Später in Batticaloa, an der Ostküste Sri Lankas, kommt es zur Begegnung mit einem Politkommissar der Rebellenorganisation. Im Stadtteil Mamangam hat er sein Büro, das schon von weitem an der »Tigerflagge« erkennbar ist. Ein Befehl verbietet dem 22 Jahre alten Mann, seinen Namen zu nennen und Medienvertretern konkrete Informationen zu geben.
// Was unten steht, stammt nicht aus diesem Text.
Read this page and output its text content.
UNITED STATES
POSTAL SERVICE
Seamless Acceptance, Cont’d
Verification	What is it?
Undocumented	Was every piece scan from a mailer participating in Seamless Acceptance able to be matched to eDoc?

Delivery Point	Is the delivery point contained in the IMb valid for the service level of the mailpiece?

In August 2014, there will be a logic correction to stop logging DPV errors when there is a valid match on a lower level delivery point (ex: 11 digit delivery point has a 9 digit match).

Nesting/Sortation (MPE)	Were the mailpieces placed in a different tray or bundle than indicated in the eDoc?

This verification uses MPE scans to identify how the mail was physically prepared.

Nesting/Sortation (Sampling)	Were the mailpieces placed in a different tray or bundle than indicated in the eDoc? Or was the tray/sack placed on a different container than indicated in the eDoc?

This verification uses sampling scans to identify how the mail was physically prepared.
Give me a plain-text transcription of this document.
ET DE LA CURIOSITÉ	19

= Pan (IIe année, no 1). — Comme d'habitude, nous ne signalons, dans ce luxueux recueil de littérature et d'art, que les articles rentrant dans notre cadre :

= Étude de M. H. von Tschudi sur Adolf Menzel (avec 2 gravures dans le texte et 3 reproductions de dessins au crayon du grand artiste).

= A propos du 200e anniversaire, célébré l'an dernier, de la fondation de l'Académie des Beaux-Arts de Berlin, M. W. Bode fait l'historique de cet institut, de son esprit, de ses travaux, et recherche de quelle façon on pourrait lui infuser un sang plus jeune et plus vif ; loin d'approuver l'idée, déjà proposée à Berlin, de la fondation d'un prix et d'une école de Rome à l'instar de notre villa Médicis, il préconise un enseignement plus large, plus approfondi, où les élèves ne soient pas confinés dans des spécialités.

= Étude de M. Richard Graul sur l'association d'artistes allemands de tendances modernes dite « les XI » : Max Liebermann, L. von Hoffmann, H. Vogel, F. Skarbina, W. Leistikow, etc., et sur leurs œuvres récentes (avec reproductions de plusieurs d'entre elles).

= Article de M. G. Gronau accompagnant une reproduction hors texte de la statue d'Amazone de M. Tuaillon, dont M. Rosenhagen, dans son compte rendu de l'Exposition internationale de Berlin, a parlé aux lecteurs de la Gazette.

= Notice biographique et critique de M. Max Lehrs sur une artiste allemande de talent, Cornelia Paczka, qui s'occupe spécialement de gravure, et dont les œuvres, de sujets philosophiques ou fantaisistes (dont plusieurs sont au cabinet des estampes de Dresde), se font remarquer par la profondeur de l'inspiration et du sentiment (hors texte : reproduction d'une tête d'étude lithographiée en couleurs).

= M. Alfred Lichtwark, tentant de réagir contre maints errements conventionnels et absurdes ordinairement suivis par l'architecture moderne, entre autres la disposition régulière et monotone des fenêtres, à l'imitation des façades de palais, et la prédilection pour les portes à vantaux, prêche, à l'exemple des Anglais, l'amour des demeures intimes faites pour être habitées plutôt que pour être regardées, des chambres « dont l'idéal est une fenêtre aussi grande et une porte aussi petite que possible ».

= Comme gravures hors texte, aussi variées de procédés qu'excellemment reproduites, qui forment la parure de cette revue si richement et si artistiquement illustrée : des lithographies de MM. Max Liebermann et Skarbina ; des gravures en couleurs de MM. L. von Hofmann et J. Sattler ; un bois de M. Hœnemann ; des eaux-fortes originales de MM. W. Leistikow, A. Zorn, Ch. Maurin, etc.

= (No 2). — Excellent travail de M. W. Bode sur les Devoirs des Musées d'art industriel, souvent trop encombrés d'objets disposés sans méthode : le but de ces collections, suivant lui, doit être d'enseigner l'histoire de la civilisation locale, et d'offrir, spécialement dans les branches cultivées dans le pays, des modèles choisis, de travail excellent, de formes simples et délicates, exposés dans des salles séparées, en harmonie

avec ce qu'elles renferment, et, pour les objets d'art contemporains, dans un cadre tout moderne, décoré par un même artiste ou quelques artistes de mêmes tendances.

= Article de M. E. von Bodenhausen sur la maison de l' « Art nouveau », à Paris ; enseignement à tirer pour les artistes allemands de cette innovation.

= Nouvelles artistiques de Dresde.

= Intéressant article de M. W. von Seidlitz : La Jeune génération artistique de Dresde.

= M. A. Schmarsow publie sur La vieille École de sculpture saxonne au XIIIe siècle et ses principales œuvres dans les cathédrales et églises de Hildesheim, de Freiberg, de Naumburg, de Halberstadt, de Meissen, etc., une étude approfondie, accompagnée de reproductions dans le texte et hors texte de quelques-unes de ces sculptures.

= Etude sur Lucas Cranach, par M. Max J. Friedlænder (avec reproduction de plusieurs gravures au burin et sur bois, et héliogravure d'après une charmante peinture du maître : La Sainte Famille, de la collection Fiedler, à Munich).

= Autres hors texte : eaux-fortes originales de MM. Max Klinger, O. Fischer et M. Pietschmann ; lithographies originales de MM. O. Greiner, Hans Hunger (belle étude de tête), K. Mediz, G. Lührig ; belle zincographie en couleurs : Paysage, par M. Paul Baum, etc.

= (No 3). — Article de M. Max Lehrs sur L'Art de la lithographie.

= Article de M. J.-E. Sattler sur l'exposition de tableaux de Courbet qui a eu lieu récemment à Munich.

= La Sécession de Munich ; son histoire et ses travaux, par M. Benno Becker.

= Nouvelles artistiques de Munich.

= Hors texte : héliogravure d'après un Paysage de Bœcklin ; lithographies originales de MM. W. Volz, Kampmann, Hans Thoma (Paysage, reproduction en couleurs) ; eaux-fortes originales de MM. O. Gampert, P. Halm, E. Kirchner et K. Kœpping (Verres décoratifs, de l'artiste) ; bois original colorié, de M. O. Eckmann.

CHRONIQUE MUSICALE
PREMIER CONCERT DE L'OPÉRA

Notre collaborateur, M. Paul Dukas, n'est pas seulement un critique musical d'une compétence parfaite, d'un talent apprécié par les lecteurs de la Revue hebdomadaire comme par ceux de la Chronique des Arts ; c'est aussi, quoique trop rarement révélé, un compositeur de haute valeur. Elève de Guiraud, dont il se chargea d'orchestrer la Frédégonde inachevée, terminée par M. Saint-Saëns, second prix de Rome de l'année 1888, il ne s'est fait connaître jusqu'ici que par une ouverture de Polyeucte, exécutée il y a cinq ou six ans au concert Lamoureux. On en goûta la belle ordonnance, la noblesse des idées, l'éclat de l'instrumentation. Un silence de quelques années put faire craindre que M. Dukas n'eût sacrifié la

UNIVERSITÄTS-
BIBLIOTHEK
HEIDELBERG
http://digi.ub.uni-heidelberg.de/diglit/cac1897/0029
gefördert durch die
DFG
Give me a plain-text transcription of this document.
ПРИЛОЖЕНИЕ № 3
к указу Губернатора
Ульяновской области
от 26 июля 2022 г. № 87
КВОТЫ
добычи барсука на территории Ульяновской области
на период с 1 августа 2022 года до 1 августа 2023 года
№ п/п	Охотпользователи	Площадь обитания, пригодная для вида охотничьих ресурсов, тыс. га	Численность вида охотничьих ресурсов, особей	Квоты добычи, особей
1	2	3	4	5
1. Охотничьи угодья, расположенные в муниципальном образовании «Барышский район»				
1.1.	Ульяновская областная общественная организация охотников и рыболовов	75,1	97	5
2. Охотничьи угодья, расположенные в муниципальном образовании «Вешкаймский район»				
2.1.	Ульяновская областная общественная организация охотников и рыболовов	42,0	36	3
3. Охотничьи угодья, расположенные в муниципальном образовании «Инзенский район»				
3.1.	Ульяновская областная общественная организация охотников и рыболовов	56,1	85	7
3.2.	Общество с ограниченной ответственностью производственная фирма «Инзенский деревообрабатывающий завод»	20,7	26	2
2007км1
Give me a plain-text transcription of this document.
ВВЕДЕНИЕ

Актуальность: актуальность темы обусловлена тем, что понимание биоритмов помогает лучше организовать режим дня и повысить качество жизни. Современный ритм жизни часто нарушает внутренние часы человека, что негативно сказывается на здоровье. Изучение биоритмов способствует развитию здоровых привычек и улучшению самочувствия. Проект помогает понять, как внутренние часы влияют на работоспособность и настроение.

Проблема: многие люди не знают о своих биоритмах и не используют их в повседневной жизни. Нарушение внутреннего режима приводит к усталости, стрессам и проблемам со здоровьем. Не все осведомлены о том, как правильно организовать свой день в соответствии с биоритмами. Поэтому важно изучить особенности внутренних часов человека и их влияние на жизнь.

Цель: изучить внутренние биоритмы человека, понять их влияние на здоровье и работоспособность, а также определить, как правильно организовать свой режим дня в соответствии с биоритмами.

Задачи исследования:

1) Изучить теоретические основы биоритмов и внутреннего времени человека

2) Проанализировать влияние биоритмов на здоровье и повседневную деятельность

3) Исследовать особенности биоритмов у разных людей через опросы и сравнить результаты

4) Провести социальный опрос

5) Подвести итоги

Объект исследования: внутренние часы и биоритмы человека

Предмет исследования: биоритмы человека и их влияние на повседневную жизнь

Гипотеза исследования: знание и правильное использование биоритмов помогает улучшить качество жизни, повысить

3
Auf die Frage, wie denn sein Arbeitstag nun während des Waffenstillstands aussieht, entgegnet er, seine Leute würden der Bevölkerung die LTTE-Programme erläutern und sich nach ihren Bedürfnissen erkundigen. Mit Regierungsstellen gebe es noch keine Zusammenarbeit. Wie stellt er sich die Zukunft vor? »Wir haben all die Jahre für Selbstbestimmung gekämpft. Wir wollen die Macht und dann mit den Entwicklungsaufgaben beginnen.«

Ein paar Stunden später zeigt sich Dr. Joseph Kingsley Swampillai, der Bischof von Trincomalee und Batticaloa, bedeutend gesprächiger. Das Bemühen um Frieden, so erläutert er, muß in eine politische Lösung des ethnisch-sozialen Konflikts münden, die »eine adäquate Machtteilung mit möglichst weitgehender Autonomie in einem vereinten Sri Lanka, die Gewährung gleicher Rechte für alle Bürger und die Respektierung der Menschenrechte durch alle Seiten beinhaltet.« Im Büro des tamilischen Regierungsagenten und Distriktsekretärs R. Monagurusamy hören wir erneut, daß der Wunsch nach Frieden im Volk überwältigend ist. Er hat 24 Kollegen, von denen 16 buddhistische Singhalesen sind, also der Bevölkerungsmehrheit angehören. Er hat sie alle befragt und kam dann zu diesem Ergebnis: 90 Prozent der Singhalesen und 99 Prozent der Tamilen wollen Frieden. Sie alle haben furchtbar unter Terror, Krieg und Menschenrechtsverletzungen gelitten. Sie wollen wieder ein normales Leben führen.